Traumatic injury to the brain and spinal cord is responsible for significant morbidity and mortality among accident victims, military personnel engaged in active combat, and athletes at risk of concussion. Poor clinical outcomes are due, in large part, to the limited regenerative capacity of severed axons to regrow in the central nervous system (CNS). Accumulating evidence points to “alternatively activated” immune cells and their factors as promising therapeutic targets for facilitating neurorepair.  Intraocular (i.o.) inflammation, induced by the local application of zymosan, a fungal cell wall extract, drives robust re-growth of transected retinal ganglion cell (RGC) axons following optic nerve crush (ONC) injury in adult mice. The identity of the neuroregenerative inflammatory cells in this model, and the conditions necessary for their differentiation, are poorly understood. We found thatLy6G+ neutrophils are the predominantconstituent of zymosan-elicited i.o. infiltrates. Furthermore, we identified a novel subset of Ly6Glow CD14+ neutrophils in the infiltrates that correlate with the extent of RGC axon regeneration.  Ly6GlowCD14+ neutrophils, or their CM, directly stimulated RGC neurite outgrowth in vitro. The pro-regenerative properties of the CM was abrogated by heat shock.
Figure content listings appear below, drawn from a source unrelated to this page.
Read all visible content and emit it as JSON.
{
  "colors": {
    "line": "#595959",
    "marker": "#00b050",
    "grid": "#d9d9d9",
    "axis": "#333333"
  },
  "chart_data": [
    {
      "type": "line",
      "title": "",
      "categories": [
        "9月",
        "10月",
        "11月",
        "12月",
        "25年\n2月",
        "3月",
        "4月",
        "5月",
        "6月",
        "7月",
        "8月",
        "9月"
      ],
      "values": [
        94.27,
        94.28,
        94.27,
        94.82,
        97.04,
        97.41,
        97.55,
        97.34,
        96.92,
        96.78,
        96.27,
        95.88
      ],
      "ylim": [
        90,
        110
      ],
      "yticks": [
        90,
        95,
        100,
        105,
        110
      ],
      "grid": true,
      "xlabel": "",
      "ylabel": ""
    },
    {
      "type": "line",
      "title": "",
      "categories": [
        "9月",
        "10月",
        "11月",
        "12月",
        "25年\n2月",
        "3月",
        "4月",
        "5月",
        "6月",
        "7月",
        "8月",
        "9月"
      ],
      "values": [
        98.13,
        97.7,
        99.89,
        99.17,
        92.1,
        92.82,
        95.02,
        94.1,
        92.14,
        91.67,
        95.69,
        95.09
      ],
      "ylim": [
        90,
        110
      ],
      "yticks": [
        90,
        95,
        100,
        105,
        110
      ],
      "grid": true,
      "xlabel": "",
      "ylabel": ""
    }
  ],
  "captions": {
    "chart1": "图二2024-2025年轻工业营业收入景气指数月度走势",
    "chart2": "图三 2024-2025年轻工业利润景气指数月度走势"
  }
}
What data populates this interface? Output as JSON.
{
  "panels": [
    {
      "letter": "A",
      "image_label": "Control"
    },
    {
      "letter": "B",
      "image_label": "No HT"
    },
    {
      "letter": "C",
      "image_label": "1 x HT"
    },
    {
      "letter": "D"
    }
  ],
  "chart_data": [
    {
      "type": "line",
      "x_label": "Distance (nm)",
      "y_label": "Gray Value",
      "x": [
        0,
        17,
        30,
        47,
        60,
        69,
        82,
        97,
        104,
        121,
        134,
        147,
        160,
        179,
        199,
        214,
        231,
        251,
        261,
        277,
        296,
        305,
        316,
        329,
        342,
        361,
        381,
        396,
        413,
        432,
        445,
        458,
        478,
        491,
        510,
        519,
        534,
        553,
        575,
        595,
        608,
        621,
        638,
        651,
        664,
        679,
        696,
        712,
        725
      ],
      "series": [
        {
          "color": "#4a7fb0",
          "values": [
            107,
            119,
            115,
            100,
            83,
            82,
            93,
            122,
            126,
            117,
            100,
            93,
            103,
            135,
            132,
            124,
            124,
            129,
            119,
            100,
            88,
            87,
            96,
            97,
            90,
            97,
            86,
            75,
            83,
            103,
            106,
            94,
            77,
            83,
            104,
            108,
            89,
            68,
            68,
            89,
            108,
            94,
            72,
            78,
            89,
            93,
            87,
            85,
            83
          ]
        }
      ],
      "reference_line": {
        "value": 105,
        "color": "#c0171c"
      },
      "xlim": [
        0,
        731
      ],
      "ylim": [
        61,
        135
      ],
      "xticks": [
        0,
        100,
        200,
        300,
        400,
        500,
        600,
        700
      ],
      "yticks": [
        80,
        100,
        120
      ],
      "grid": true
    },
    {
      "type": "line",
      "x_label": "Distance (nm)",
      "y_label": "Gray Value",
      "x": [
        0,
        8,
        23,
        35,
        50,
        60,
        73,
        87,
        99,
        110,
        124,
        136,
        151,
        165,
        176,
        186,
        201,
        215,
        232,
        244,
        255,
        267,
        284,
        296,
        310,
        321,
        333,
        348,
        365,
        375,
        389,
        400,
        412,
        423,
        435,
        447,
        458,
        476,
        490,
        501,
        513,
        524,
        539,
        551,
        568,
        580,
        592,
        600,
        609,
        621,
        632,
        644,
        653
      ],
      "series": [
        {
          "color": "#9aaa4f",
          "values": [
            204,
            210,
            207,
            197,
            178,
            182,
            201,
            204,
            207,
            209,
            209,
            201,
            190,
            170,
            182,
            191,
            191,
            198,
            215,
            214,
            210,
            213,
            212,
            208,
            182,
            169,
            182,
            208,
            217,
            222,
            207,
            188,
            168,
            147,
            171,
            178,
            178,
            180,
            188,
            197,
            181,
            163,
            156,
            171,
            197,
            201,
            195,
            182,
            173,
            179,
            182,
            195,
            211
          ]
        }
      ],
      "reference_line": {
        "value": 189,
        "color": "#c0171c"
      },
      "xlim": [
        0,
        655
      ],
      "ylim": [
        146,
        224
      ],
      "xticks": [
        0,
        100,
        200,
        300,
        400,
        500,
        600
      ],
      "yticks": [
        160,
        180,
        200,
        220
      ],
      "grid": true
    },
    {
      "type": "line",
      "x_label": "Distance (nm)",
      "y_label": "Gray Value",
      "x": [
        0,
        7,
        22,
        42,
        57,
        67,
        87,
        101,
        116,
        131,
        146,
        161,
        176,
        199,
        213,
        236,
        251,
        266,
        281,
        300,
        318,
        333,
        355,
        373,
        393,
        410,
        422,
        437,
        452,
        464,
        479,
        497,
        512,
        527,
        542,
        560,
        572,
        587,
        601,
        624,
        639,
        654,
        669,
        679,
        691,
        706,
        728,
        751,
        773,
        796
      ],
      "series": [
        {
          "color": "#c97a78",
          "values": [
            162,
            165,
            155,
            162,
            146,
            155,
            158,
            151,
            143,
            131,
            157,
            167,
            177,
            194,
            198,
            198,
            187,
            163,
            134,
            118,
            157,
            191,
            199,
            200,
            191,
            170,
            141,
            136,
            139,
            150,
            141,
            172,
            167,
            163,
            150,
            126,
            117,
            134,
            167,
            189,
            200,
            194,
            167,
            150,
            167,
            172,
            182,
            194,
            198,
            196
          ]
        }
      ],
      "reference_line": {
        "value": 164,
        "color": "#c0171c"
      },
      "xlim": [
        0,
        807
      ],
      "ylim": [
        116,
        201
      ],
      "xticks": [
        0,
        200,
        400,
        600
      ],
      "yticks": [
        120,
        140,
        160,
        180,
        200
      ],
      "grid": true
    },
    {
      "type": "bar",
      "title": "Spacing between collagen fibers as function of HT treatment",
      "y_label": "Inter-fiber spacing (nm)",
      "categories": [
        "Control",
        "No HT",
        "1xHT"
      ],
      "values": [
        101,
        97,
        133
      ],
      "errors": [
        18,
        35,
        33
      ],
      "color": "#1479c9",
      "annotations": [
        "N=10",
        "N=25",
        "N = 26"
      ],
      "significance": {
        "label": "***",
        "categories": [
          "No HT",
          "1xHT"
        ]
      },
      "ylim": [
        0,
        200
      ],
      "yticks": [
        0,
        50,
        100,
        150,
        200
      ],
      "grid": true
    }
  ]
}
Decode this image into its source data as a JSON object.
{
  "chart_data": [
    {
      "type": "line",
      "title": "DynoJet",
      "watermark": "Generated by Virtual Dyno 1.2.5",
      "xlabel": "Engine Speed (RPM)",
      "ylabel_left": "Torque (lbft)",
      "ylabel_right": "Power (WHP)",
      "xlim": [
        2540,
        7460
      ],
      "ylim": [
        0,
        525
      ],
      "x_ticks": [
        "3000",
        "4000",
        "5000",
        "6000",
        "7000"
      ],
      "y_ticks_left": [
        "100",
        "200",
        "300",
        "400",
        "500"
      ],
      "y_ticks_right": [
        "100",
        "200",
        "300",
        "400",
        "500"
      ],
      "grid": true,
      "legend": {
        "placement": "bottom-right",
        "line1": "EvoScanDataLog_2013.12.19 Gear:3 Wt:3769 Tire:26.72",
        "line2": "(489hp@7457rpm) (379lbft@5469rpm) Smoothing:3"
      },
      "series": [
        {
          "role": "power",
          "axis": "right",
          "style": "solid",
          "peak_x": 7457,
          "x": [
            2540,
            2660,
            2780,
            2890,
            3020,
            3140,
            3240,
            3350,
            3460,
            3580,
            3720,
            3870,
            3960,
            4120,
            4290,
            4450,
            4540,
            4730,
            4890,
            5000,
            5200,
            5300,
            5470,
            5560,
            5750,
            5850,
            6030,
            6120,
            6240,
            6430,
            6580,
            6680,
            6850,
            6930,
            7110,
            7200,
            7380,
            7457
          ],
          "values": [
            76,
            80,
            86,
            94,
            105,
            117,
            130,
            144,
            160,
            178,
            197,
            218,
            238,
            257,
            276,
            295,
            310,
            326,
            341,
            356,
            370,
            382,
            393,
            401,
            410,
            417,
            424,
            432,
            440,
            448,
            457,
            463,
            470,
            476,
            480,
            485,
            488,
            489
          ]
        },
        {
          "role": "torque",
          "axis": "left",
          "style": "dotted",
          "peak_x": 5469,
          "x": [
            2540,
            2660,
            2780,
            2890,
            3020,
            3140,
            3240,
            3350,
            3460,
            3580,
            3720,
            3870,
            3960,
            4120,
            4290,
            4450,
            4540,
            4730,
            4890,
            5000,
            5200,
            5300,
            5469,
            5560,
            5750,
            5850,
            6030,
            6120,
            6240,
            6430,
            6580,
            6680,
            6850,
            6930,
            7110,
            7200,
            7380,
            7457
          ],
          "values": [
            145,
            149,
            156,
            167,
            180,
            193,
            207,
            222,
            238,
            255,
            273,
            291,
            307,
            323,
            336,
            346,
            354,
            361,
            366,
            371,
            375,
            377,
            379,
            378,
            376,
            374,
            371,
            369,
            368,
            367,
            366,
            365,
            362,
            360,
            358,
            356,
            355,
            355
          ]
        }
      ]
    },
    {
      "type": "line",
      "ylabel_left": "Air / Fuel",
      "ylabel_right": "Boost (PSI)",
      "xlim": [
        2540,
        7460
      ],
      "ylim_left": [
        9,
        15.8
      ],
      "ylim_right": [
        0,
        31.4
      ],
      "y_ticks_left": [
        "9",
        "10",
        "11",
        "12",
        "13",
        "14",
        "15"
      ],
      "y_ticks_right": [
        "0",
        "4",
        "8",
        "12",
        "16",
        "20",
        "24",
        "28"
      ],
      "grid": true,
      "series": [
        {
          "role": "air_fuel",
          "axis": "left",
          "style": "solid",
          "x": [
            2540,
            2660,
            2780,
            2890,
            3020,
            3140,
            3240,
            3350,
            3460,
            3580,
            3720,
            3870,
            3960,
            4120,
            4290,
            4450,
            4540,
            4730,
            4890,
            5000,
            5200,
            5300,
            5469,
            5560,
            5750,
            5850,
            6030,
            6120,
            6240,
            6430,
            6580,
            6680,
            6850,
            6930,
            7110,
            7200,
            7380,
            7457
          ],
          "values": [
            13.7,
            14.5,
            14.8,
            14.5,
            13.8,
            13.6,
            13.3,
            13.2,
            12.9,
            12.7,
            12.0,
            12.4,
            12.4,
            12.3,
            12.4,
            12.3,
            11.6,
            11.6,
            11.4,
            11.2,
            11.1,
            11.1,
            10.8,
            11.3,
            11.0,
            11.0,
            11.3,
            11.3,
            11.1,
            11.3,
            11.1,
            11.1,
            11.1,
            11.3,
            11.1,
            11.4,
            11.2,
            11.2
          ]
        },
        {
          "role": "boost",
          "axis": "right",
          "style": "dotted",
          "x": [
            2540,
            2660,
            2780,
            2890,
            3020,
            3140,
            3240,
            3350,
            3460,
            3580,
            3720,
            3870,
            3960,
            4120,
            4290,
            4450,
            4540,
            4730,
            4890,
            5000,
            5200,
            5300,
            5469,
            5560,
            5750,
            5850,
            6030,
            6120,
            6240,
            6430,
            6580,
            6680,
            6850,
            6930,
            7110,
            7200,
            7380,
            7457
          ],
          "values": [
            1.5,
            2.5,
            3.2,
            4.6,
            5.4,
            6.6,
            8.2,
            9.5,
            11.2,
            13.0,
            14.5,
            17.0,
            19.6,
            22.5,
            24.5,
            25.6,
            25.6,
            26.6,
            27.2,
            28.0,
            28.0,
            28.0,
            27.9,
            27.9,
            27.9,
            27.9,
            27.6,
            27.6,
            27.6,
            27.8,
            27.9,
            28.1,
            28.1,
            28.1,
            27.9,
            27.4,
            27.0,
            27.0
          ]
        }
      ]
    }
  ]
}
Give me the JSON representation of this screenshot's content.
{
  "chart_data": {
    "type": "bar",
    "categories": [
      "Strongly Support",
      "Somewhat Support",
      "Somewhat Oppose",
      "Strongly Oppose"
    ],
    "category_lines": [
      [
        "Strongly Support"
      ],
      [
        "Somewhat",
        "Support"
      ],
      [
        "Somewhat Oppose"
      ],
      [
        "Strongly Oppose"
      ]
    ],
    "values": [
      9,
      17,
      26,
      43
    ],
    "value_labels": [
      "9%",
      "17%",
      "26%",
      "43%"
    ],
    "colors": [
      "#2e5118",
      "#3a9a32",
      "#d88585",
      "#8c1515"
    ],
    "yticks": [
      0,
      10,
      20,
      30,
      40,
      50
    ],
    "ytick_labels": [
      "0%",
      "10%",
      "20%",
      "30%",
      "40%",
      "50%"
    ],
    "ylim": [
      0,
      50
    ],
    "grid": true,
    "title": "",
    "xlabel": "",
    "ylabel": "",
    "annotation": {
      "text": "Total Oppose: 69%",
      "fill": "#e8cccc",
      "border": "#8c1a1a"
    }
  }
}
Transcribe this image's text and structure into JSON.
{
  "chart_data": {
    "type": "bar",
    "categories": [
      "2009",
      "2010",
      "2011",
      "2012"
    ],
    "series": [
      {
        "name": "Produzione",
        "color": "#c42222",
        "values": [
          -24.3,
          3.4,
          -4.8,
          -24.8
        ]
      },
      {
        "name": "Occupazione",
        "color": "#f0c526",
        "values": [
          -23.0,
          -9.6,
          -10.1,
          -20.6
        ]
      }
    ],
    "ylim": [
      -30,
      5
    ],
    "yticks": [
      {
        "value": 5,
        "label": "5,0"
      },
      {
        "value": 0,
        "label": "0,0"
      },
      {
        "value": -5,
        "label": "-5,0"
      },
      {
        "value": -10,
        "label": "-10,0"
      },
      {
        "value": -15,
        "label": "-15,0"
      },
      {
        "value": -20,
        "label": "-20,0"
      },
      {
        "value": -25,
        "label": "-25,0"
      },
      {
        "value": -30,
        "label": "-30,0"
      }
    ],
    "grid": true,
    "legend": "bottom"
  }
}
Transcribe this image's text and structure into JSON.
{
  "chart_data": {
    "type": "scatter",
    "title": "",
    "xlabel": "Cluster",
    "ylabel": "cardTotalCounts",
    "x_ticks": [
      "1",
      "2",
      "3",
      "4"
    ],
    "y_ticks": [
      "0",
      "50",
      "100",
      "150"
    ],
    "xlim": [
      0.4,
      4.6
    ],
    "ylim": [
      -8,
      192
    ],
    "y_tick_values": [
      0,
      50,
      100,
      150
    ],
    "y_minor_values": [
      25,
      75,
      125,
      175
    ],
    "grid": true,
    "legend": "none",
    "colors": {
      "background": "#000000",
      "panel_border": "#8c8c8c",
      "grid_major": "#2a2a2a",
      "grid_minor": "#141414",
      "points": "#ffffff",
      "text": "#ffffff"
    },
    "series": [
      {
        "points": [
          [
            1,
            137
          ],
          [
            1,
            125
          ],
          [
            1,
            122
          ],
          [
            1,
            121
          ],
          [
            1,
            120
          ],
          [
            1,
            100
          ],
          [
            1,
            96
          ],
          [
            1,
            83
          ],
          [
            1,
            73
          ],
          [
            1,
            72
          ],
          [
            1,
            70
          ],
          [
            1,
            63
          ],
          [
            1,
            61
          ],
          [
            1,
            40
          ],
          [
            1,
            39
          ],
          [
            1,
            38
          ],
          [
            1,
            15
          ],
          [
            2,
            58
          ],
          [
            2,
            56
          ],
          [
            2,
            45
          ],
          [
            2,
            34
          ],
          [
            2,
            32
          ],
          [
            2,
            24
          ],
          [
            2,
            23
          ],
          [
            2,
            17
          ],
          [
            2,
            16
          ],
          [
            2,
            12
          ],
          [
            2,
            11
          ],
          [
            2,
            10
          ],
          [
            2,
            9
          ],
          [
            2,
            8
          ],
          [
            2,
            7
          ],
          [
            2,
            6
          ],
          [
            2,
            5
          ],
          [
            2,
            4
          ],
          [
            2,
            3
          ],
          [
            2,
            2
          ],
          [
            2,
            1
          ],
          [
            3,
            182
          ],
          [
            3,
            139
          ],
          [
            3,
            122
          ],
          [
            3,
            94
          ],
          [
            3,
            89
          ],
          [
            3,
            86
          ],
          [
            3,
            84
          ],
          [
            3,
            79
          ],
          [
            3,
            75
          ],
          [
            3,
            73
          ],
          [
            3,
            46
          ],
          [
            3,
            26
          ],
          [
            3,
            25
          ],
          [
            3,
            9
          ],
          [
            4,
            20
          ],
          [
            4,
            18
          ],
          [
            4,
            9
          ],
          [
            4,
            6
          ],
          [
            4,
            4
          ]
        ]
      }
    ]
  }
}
Protein analysis indicated that Ly6GlowCD14+ neutrophils produce numerous growth factors that can stimulate axon regrowth after transection including nerve growth factor (NGF) and insulin like growth factor-1 (IGF1). Ly6Glow neutrophils adoptively transferred into the eye after ONC directly stimulated axon regeneration in vivo, and this effect was attenuated with blockade of NGF or IGF-1. Our studies may ultimately lead to the development of novel immunomodulatory drugs, or the repurposing of immunomodulatory drugs already in clinical use, to promote the differentiation and expansion of neuroregenerative neutrophils in patients with traumatic CNS injury or other disorders characterized by axonopathy.